From this simulation, we calculate:

- Monte Carlo VaR(95%) = –13.4%

- Monte Carlo CVaR(95%) = –17.6%

This tells us that:

**There's a 5% chance the stock could lose more than 13.4% over the next 10 days — and if that happens, the average loss would be around 17.6%.**

This Monte Carlo approach offers a forward-looking, probability-based view of risk — ideal for stress testing and scenario planning."

## Step 2

### Simulate the prices using Monte Carlo simulations.

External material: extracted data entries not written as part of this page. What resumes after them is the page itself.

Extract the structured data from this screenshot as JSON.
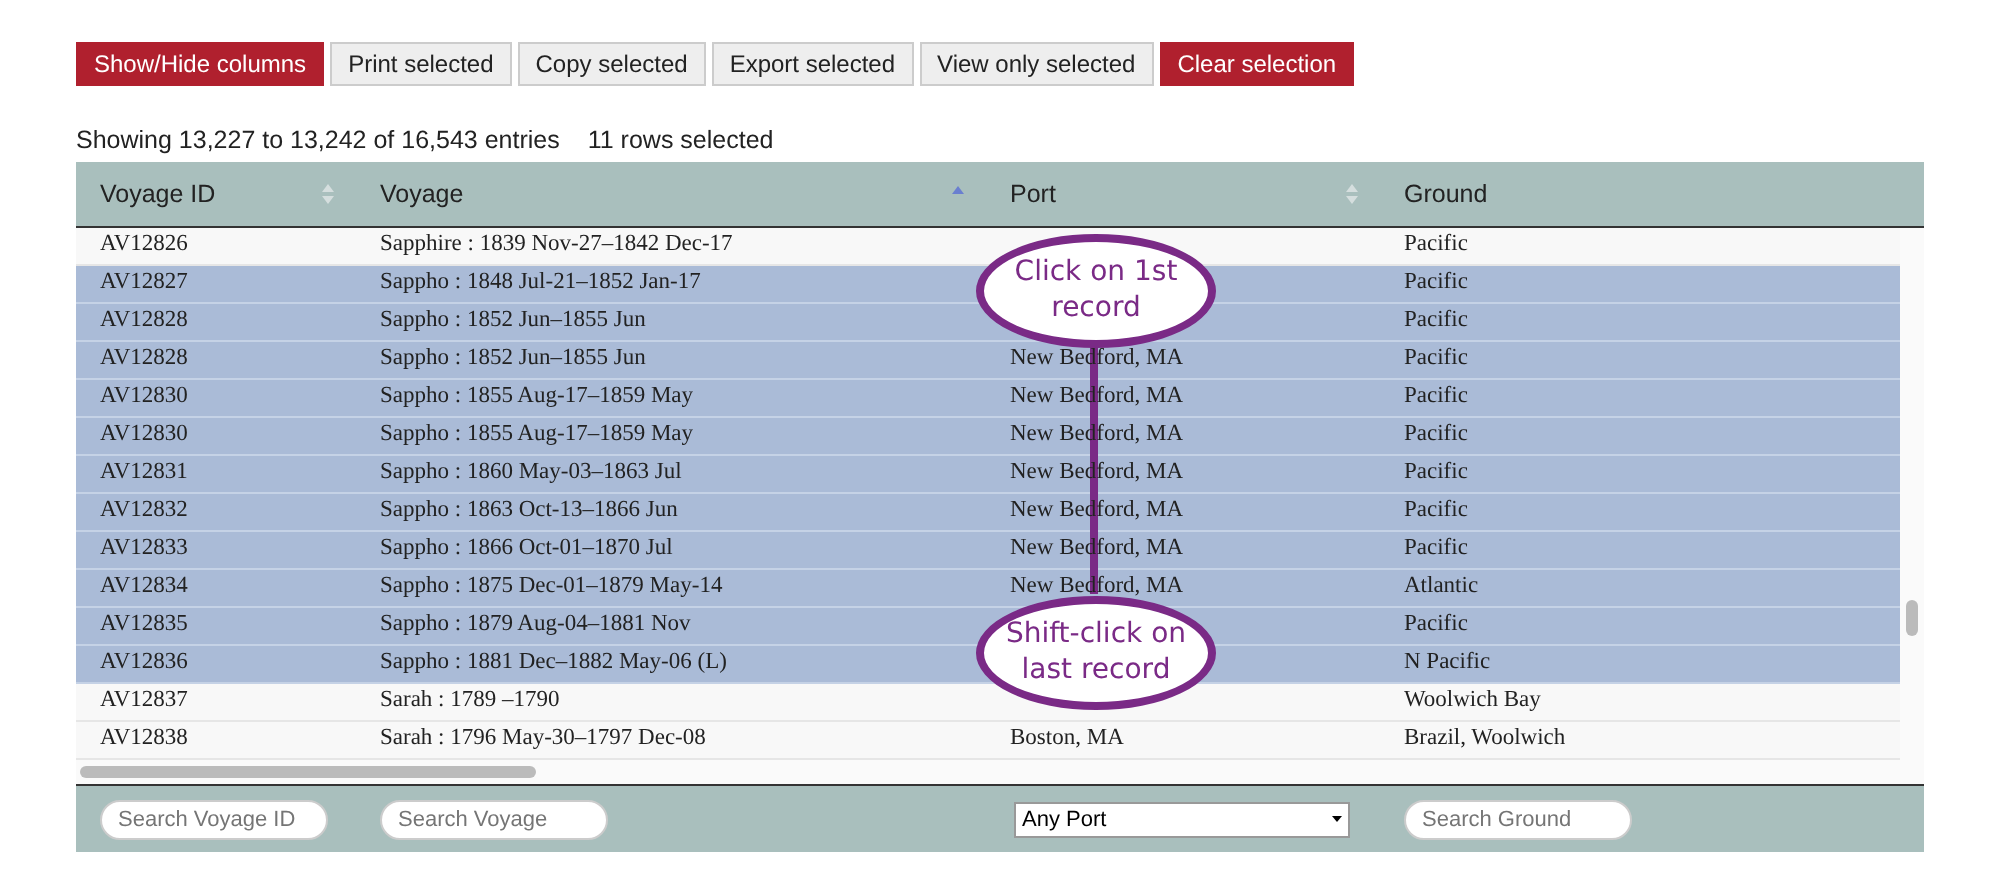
{
  "toolbar": [
    {
      "label": "Show/Hide columns",
      "kind": "primary"
    },
    {
      "label": "Print selected",
      "kind": "default"
    },
    {
      "label": "Copy selected",
      "kind": "default"
    },
    {
      "label": "Export selected",
      "kind": "default"
    },
    {
      "label": "View only selected",
      "kind": "default"
    },
    {
      "label": "Clear selection",
      "kind": "primary"
    }
  ],
  "info": {
    "entries": "Showing 13,227 to 13,242 of 16,543 entries",
    "selection": "11 rows selected"
  },
  "table": {
    "columns": [
      {
        "label": "Voyage ID",
        "kind": "sortable"
      },
      {
        "label": "Voyage",
        "kind": "sorted"
      },
      {
        "label": "Port",
        "kind": "sortable"
      },
      {
        "label": "Ground",
        "kind": "plain"
      }
    ],
    "rows": [
      {
        "cells": [
          "AV12826",
          "Sapphire : 1839 Nov-27–1842 Dec-17",
          "",
          "Pacific"
        ],
        "selected": false
      },
      {
        "cells": [
          "AV12827",
          "Sappho : 1848 Jul-21–1852 Jan-17",
          "",
          "Pacific"
        ],
        "selected": true
      },
      {
        "cells": [
          "AV12828",
          "Sappho : 1852 Jun–1855 Jun",
          "",
          "Pacific"
        ],
        "selected": true
      },
      {
        "cells": [
          "AV12828",
          "Sappho : 1852 Jun–1855 Jun",
          "New Bedford, MA",
          "Pacific"
        ],
        "selected": true
      },
      {
        "cells": [
          "AV12830",
          "Sappho : 1855 Aug-17–1859 May",
          "New Bedford, MA",
          "Pacific"
        ],
        "selected": true
      },
      {
        "cells": [
          "AV12830",
          "Sappho : 1855 Aug-17–1859 May",
          "New Bedford, MA",
          "Pacific"
        ],
        "selected": true
      },
      {
        "cells": [
          "AV12831",
          "Sappho : 1860 May-03–1863 Jul",
          "New Bedford, MA",
          "Pacific"
        ],
        "selected": true
      },
      {
        "cells": [
          "AV12832",
          "Sappho : 1863 Oct-13–1866 Jun",
          "New Bedford, MA",
          "Pacific"
        ],
        "selected": true
      },
      {
        "cells": [
          "AV12833",
          "Sappho : 1866 Oct-01–1870 Jul",
          "New Bedford, MA",
          "Pacific"
        ],
        "selected": true
      },
      {
        "cells": [
          "AV12834",
          "Sappho : 1875 Dec-01–1879 May-14",
          "New Bedford, MA",
          "Atlantic"
        ],
        "selected": true
      },
      {
        "cells": [
          "AV12835",
          "Sappho : 1879 Aug-04–1881 Nov",
          "",
          "Pacific"
        ],
        "selected": true
      },
      {
        "cells": [
          "AV12836",
          "Sappho : 1881 Dec–1882 May-06 (L)",
          "",
          "N Pacific"
        ],
        "selected": true
      },
      {
        "cells": [
          "AV12837",
          "Sarah : 1789 –1790",
          "",
          "Woolwich Bay"
        ],
        "selected": false
      },
      {
        "cells": [
          "AV12838",
          "Sarah : 1796 May-30–1797 Dec-08",
          "Boston, MA",
          "Brazil, Woolwich"
        ],
        "selected": false
      }
    ]
  },
  "filters": [
    {
      "kind": "search",
      "placeholder": "Search Voyage ID"
    },
    {
      "kind": "search",
      "placeholder": "Search Voyage"
    },
    {
      "kind": "select",
      "value": "Any Port"
    },
    {
      "kind": "search",
      "placeholder": "Search Ground"
    }
  ],
  "callouts": [
    {
      "text": "Click on 1st record"
    },
    {
      "text": "Shift-click on last record"
    }
  ]
}
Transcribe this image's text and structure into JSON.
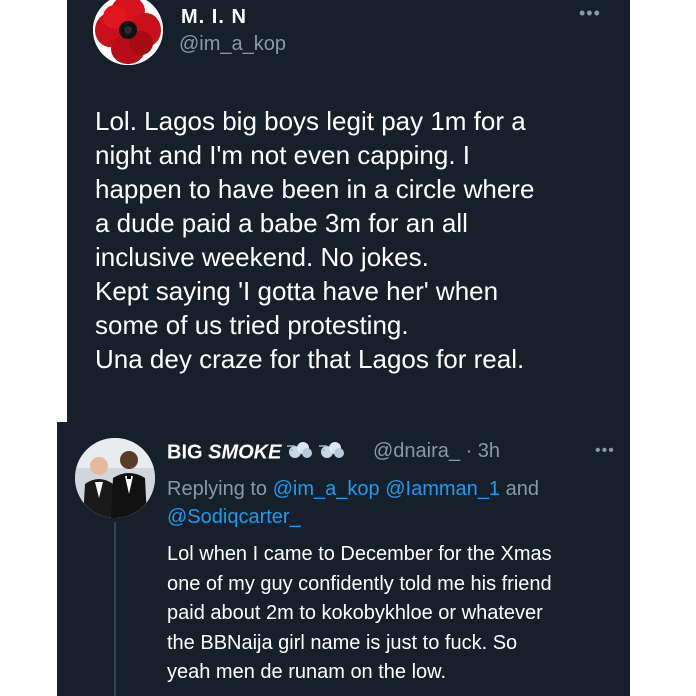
{
  "tweet": {
    "author_name": "M. I. N",
    "author_handle": "@im_a_kop",
    "avatar_icon": "red-poppy-avatar",
    "more_label": "•••",
    "lines": [
      "Lol. Lagos big boys legit pay 1m for a",
      "night and I'm not even capping. I",
      "happen to have been in a circle where",
      "a dude paid a babe 3m for an all",
      "inclusive weekend. No jokes.",
      "Kept saying 'I gotta have her' when",
      "some of us tried protesting.",
      "Una dey craze for that Lagos for real."
    ]
  },
  "reply": {
    "author_name_plain": "BIG ",
    "author_name_italic": "SMOKE",
    "name_emojis": [
      "dash-icon",
      "dash-icon"
    ],
    "handle_time": "@dnaira_ · 3h",
    "more_label": "•••",
    "replying_prefix": "Replying to ",
    "mention_1": "@im_a_kop",
    "mention_2": "@Iamman_1",
    "replying_and": " and",
    "mention_3": "@Sodiqcarter_",
    "lines": [
      "Lol when I came to December for the Xmas",
      "one of my guy confidently told me his friend",
      "paid about 2m to kokobykhloe or whatever",
      "the BBNaija girl name is just to fuck. So",
      "yeah men de runam on the low."
    ]
  },
  "colors": {
    "background": "#15202b",
    "text": "#ffffff",
    "secondary": "#8b98a5",
    "link": "#1d9bf0"
  }
}
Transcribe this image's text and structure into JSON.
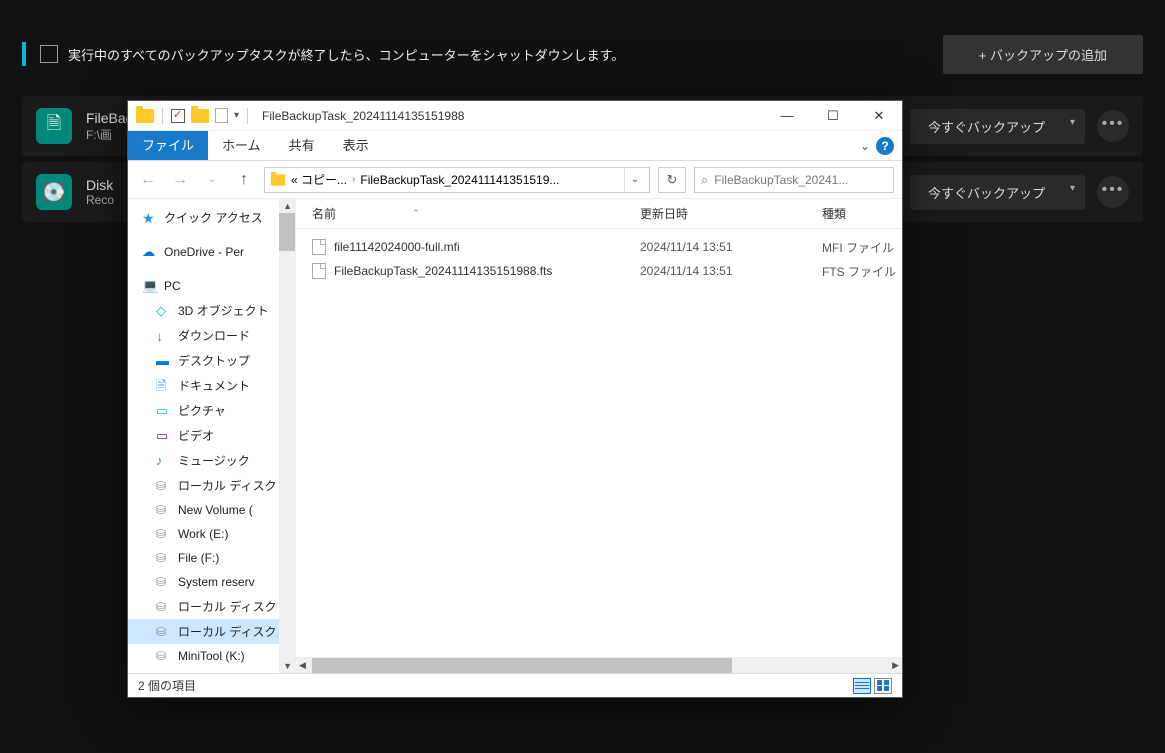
{
  "bg": {
    "shutdown_label": "実行中のすべてのバックアップタスクが終了したら、コンピューターをシャットダウンします。",
    "add_backup_label": "+ バックアップの追加",
    "backup_now_label": "今すぐバックアップ",
    "tasks": [
      {
        "name": "FileBackupTask",
        "path": "F:\\画"
      },
      {
        "name": "Disk",
        "path": "Reco"
      }
    ]
  },
  "explorer": {
    "title": "FileBackupTask_20241114135151988",
    "ribbon": {
      "file": "ファイル",
      "home": "ホーム",
      "share": "共有",
      "view": "表示"
    },
    "addr": {
      "prefix": "«  コピー...",
      "current": "FileBackupTask_202411141351519..."
    },
    "search_placeholder": "FileBackupTask_20241...",
    "columns": {
      "name": "名前",
      "date": "更新日時",
      "type": "種類"
    },
    "sidebar": {
      "quick_access": "クイック アクセス",
      "onedrive": "OneDrive - Per",
      "pc": "PC",
      "items": [
        "3D オブジェクト",
        "ダウンロード",
        "デスクトップ",
        "ドキュメント",
        "ピクチャ",
        "ビデオ",
        "ミュージック",
        "ローカル ディスク",
        "New Volume (",
        "Work (E:)",
        "File (F:)",
        "System reserv",
        "ローカル ディスク",
        "ローカル ディスク",
        "MiniTool (K:)"
      ]
    },
    "files": [
      {
        "name": "file11142024000-full.mfi",
        "date": "2024/11/14 13:51",
        "type": "MFI ファイル"
      },
      {
        "name": "FileBackupTask_20241114135151988.fts",
        "date": "2024/11/14 13:51",
        "type": "FTS ファイル"
      }
    ],
    "status": "2 個の項目"
  }
}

1. Predict the prices. Set the value of the last adjusted close price as p0.
2. Initialize a numpy array of zeroes similar to the daily_returns computed above. You can use the function `np.zeros_like()`.
3. Set the initial value of the price as p0.
4. In a for loop for the number of days, we will fill the prices array with the prices computed from the `daily_returns` simulated above.
5. Convert the prices array to a dataframe.
6. Plot the simulations.

In [None]:
'''
Add the code for step 2 here
'''
p0 = data1['Close'].iloc[-1]  # Last known price
prices = np.zeros_like(daily_returns)
#3. set initial price
prices[0] = p0
# 4 fills the price paths
for t in range(1, n_days):
    prices[t] = prices[t - 1] * daily_returns[t]

#5. Convert prices to dataframe
price_df = pd.DataFrame(prices)

#6. Plot the simulated price paths
plt.figure(figsize=(12,6))
plt.plot(price_df.iloc[:, :100], alpha=0.2)  # plot first 100 simulations
plt.title("Monte Carlo Simulated Price Paths (10 Days, 1000 Simulations)")
plt.xlabel("Day")
plt.ylabel("Simulated Price")
plt.grid(True)
plt.show()


This plot displays a Monte Carlo simulation of NVDA’s price over the next 10 days, based on its historical mean return and volatility.

Each path is generated using a geometric Brownian motion model, which assumes:

- Log returns are normally distributed

- Price evolves by compounding small random shocks each day

From this simulation, we can estimate the probability distribution of future outcomes. This gives us a forward-looking view of risk, allowing us to compute metrics like:

- VaR: What’s the worst loss we expect with 95% confidence?

- CVaR: And how bad could it get beyond that?

This simulation provides richer insight than historical or parametric VaR alone because it models a range of future outcomes, not just static thresholds.